Paddy Ashdown, former leader of the Liberal Democrats, passes away aged 77

PADDY ASHDOWN, the former leader of the Liberal Democrats, has passed away at the age of 77 following a short illness.

Ashdown, who led the party from 1989 until 1999, had been diagnosed with bladder cancer in October.

In a statement this evening, current Lib Dem leader Vince Cable said it was ‘a hugely sad day’ for the party and wider political world.

“He inspired the Liberal Democrats from a polling position he famously described as ‘represented by an asterisk’, to become a formidable campaigning force, doubling the party’s representation to 46 MPs and laying the ground for the strength which later took the party into government,” said Cable.

Irish roots


Born Jeremy John Durham Ashdown to army parents in India in 1941, he moved to Northern Ireland with his family at the age of four.

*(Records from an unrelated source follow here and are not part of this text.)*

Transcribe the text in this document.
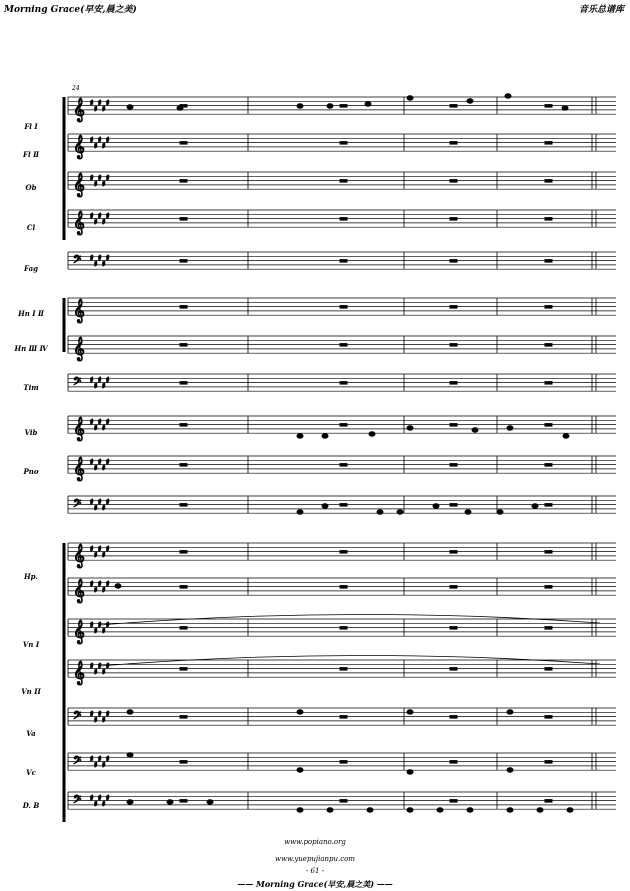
Morning Grace(早安,晨之美)	音乐总谱库
𝄞 ♯
♯
♯
♯
♯
𝄞 ♯
♯
♯
♯
♯
𝄞 ♯
♯
♯
♯
♯
𝄞 ♯
♯
♯
♯
♯
𝄢 ♯
♯
♯
♯
♯
𝄞
𝄞
𝄢 ♯
♯
♯
♯
♯
𝄞 ♯
♯
♯
♯
♯
𝄞 ♯
♯
♯
♯
♯
𝄢 ♯
♯
♯
♯
♯
𝄞 ♯
♯
♯
♯
♯
𝄞 ♯
♯
♯
♯
♯
𝄞 ♯
♯
♯
♯
♯
𝄞 ♯
♯
♯
♯
♯
𝄢 ♯
♯
♯
♯
♯
𝄢 ♯
♯
♯
♯
♯
𝄢 ♯
♯
♯
♯
♯
24
Fl Ⅰ
Fl Ⅱ
Ob
Cl
Fag
Hn Ⅰ Ⅱ
Hn Ⅲ Ⅳ
Tim
Vib
Pno
Hp.
Vn I
Vn II
Va
Vc
D. B
www.popiano.org
www.yuepujianpu.com
- 61 -
—— Morning Grace(早安,晨之美) ——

On his Irish heritage, he told the Guardian in 1999: “Yes, I am Irish. My mum was a Protestant from the North of Ireland and my dad from a family one of whose ancestors was Daniel O’Connell (I’m his great-great-great-grandson, I'm told).

“I was brought up in the north of Ireland, and being from mixed parents declared myself a Buddhist at age 7 – it seemed safer.”

He later studied at the Bedford School in England, where his accent earned him the nickname ‘Paddy’.

He served in the Royal Marines and MI6 before entering politics.

In 1983 he became MP for Yeovil, winning the seat that had been held by the Conservatives since it was created in 1918.

In 1989 he was elected leader of the new Liberal Democrats, which was created by the merger of the Liberal Party and the Social Democrats.


In 1997, his party won 46 seats, their best performance since the 1920s.

He was created a Life Peer in 2001.

Ashdown is survived by his wife Jane, their daughter, Kate and son, Simon.